The plot centers on Woodrow, played by writer/director Evan Glodell, who, like all the characters, doesn’t seem to have a job, and spends most of his time drinking, trying to get laid, and talking about drinking and trying to get laid. Talk about wish fulfillment. He also enjoys helping his best friend played by Tyler Dawson (a taller, lankier version of Ziggy from The Wire) build a flamethrower and a Mad Max-inspired muscle car for their imaginary apocalypse gang, Mother Medusa. Woodrow eventually meets Milly (Jessie Wiseman), a cute, equally irreverent blonde whom he starts dating, and from there meets Millie’s best friend, Courtney, and Millie’s obsessed male roommate, Mike. They all spend the rest of the movie alternately getting drunk and screwing each other, and beating each other up for screwing each other. Ah, Thanksgiving.

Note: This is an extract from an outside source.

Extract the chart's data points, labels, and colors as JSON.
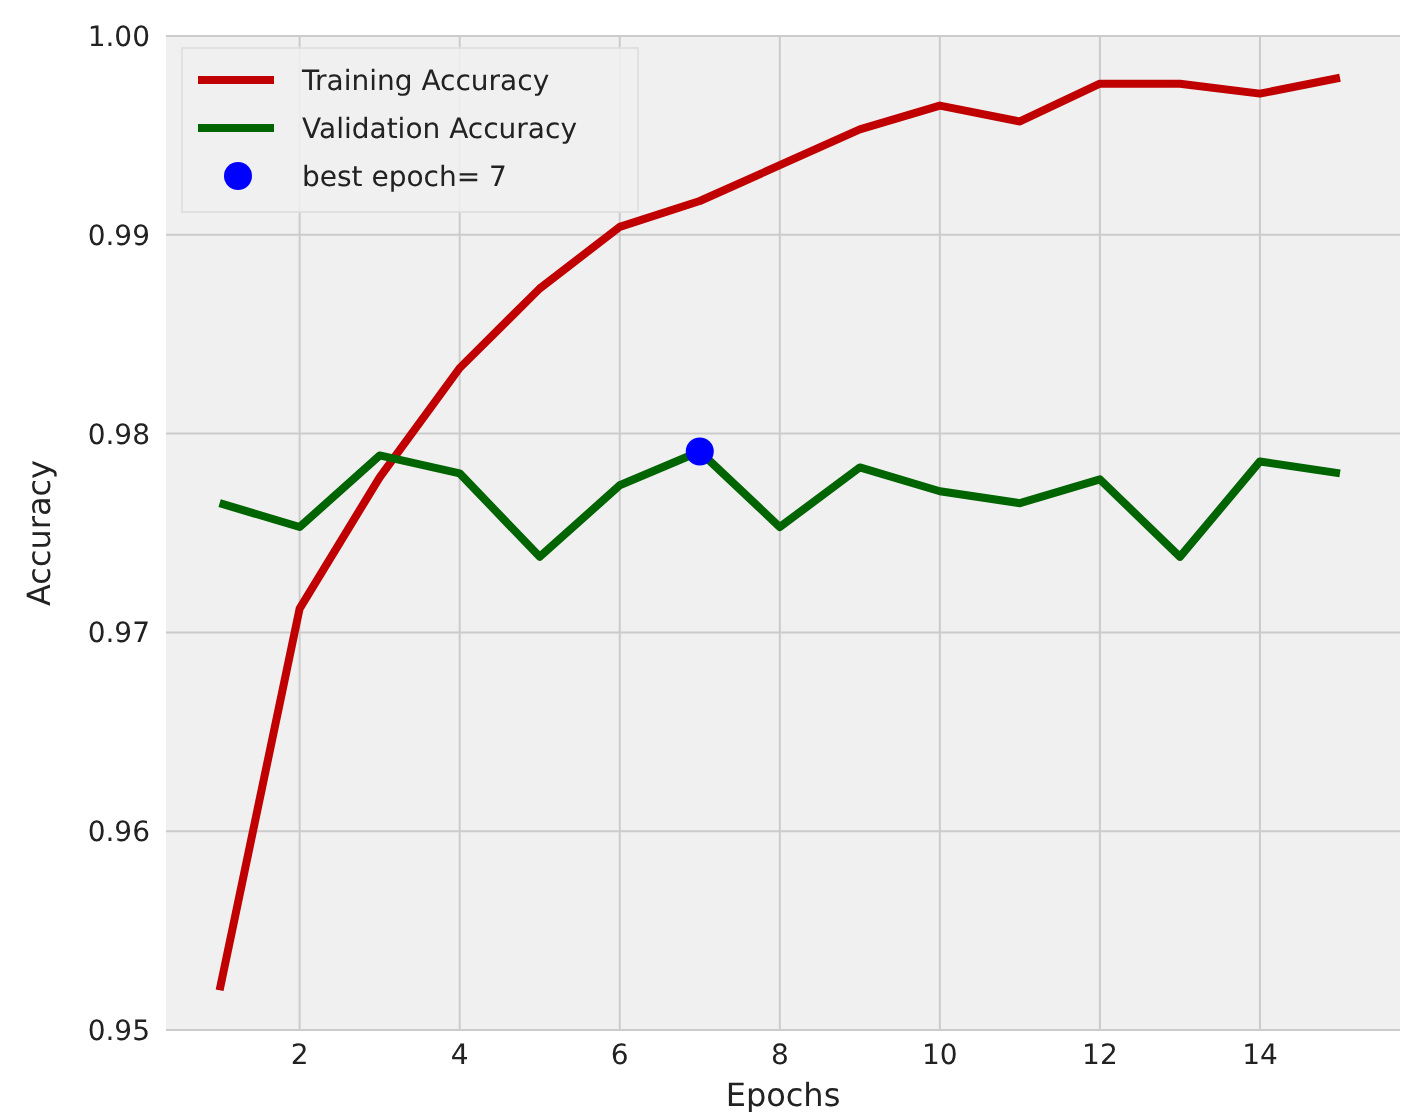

It’s no fun to bash a movie like Bellflower, which Evan Glodell shot himself using his friends as actors. He seems like he’d be a fun guy to hang with, seeing as how he built a car with a whiskey dispenser in the dash and the aforementioned fire delivery devices, not to mention convinced some pretty girls he knew to let him film them naked for his movie about flamethrowers. I’ve tried that line countless times and it’s never worked for me. Of course, my ‘flamethrower’ was mainly just me lighting cat farts. (It’s all in the timing).
For most of the movie, it was interesting to see where it would go. It’s one of the most casually nihilistic movies I’ve ever seen. Woodrow and Milly’s meet cute comes at a dive bar where they end up competing against each other in a cricket-eating contest. Fast-forward to first-date-cute, she tells him she doesn’t want to go anyplace fancy, and asks him to think of the scariest, most disgusting dirthole he knows. He says that the grossest restaurant he knows is in Texas, so what the hey? They don’t have a care in the world and do almost everything simply for the novelty value, so they decide on the spot to drive from California to Texas drinking whiskey out of his dash (the DUI cute). On the way back, they see a cool motorcycle, so they trade the car for it.
The acting and cinematography are surprisingly great for a film a dude shot himself with a group of his friends. Watching Glodell and Tyler Dawson nuke a mannequin with their flame thrower at 30 paces made me squeal with joy. That said, the cute romance at the beginning soon gives way to rape, murder, suicide, and explosions (AWESOME!), with little rhyme or reason — not really that awesome ;-(.
I have no idea what this movie was about, and that seems like an issue. As a writer, I probably have a personal bias toward wanting to be told a story rather than roughly cornholed with David Lynchian anti-narrative, but even if you are a David Lynch cornholer, Bellflower‘s dystopian ambiguity could use a little variety. How many variations do we need of a guy having to defend a girl after she gets her ass slapped by a ruffian? And how often does that actually happen outside of cheesy, 80s bar movies? Lynch generally takes his stream-of-consciousness visions further than “YOU SLEPT WITH MY BOY/GIRLFRIEND! I’LL F*CKING KILL YOU!”
I was mostly riveted watching the bizarre action, dizzying character shifts, and unapologetic pyromania. Evan Glodell seems like the type of guy who likes to build cool sh*t just for the sake of building it, and he seems to have built a movie the same way. Flamethrower? Check. Fight scene? Why not. Knife rape? Boy howdy. A ton of respect for his balls-to-wall visions and ability to make them reality, but next time around, I’d love to see him hook up with a writer who can help them make more sense.
The girls were hot. So was the fire. I guess that counts for something.